Removal of the Existing Paint
For any such sample trials we advise that an area equal or greater than a sheet of A4 paper is identified and marked out. Using a trowel apply at least 3 mm of paint remover at one end and let it run out to nothing at the other end. Cover half the control area with film (e.g. Pallet wrap, cling film etc) note date, time and temperature and check the test area at different intervals to determine the optimum application time and the products open time. If the product does not deliver the desired result, further test applications will be necessary to establish the likely number of applications. The removal of the dissolved coatings should always be done at the optimal dissolving point. The longer the treated coatings remain on the substrate, the more difficult it will be to wash them off. The removal of the paint (for the trials) will be best served by simply scraping the paint off with a flat bladed scraper/knife. If you are working externally and also looking to remove biological materials or staining, D/2 Biological Solution is a good option to consider for removing mould, algae or pollutant staining.
Once the paint coatings have been removed the surfaces MUST be washed with the addition of Powerfluid at the dilution of 1: 10 preferably with warm water, using a scrubbing brush or a sponge, once washed with the Powerfluid the same surfaces should be rinsed with clear water: Powerfluid is a detergent cleaner used after paint removal to help neutralise the chemicals. The above process is exactly the same for any of the Scheidel paint strippers being tested.

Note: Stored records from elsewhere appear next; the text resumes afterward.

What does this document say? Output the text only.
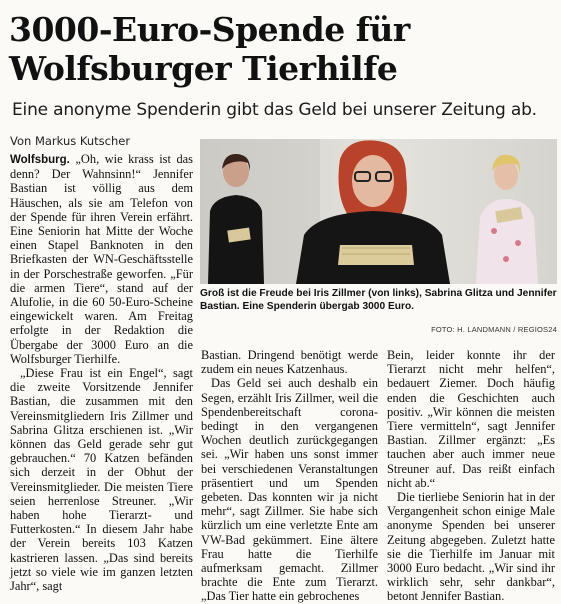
3000-Euro-Spende für Wolfsburger Tierhilfe
Eine anonyme Spenderin gibt das Geld bei unserer Zeitung ab.
Von Markus Kutscher

Wolfsburg. „Oh, wie krass ist das denn? Der Wahnsinn!“ Jennifer Bastian ist völlig aus dem Häuschen, als sie am Telefon von der Spende für ihren Verein erfährt. Eine Seniorin hat Mitte der Woche einen Stapel Banknoten in den Briefkasten der WN-Geschäftsstelle in der Porschestraße geworfen. „Für die armen Tiere“, stand auf der Alufolie, in die 60 50-Euro-Scheine eingewickelt waren. Am Freitag erfolgte in der Redaktion die Übergabe der 3000 Euro an die Wolfsburger Tierhilfe.

„Diese Frau ist ein Engel“, sagt die zweite Vorsitzende Jennifer Bastian, die zusammen mit den Vereinsmitgliedern Iris Zillmer und Sabrina Glitza erschienen ist. „Wir können das Geld gerade sehr gut gebrauchen.“ 70 Katzen befänden sich derzeit in der Obhut der Vereinsmitglieder. Die meisten Tiere seien herrenlose Streuner. „Wir haben hohe Tierarzt- und Futterkosten.“ In diesem Jahr habe der Verein bereits 103 Katzen kastrieren lassen. „Das sind bereits jetzt so viele wie im ganzen letzten Jahr“, sagt

Groß ist die Freude bei Iris Zillmer (von links), Sabrina Glitza und Jennifer Bastian. Eine Spenderin übergab 3000 Euro.
FOTO: H. LANDMANN / REGIOS24

Bastian. Dringend benötigt werde zudem ein neues Katzenhaus.

Das Geld sei auch deshalb ein Segen, erzählt Iris Zillmer, weil die Spendenbereitschaft corona-bedingt in den vergangenen Wochen deutlich zurückgegangen sei. „Wir haben uns sonst immer bei verschiedenen Veranstaltungen präsentiert und um Spenden gebeten. Das konnten wir ja nicht mehr“, sagt Zillmer. Sie habe sich kürzlich um eine verletzte Ente am VW-Bad gekümmert. Eine ältere Frau hatte die Tierhilfe aufmerksam gemacht. Zillmer brachte die Ente zum Tierarzt. „Das Tier hatte ein gebrochenes

Bein, leider konnte ihr der Tierarzt nicht mehr helfen“, bedauert Ziemer. Doch häufig enden die Geschichten auch positiv. „Wir können die meisten Tiere vermitteln“, sagt Jennifer Bastian. Zillmer ergänzt: „Es tauchen aber auch immer neue Streuner auf. Das reißt einfach nicht ab.“

Die tierliebe Seniorin hat in der Vergangenheit schon einige Male anonyme Spenden bei unserer Zeitung abgegeben. Zuletzt hatte sie die Tierhilfe im Januar mit 3000 Euro bedacht. „Wir sind ihr wirklich sehr, sehr dankbar“, betont Jennifer Bastian.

With regards to the actual consumption of the paint remover this will come down to a calculated guess from interpreting the results as finished. Alternatively, following the initial trials it may be worth considering conducting additional trials using the selected product at the optimum thickness to establish a better idea for consumption.
The information provided by Cornish Lime is for informational purposes only and does not amount to a specification. Every project is unique, so please consult a professional before undertaking a project. Use of this site and reliance on any information on the site is solely at your own risk.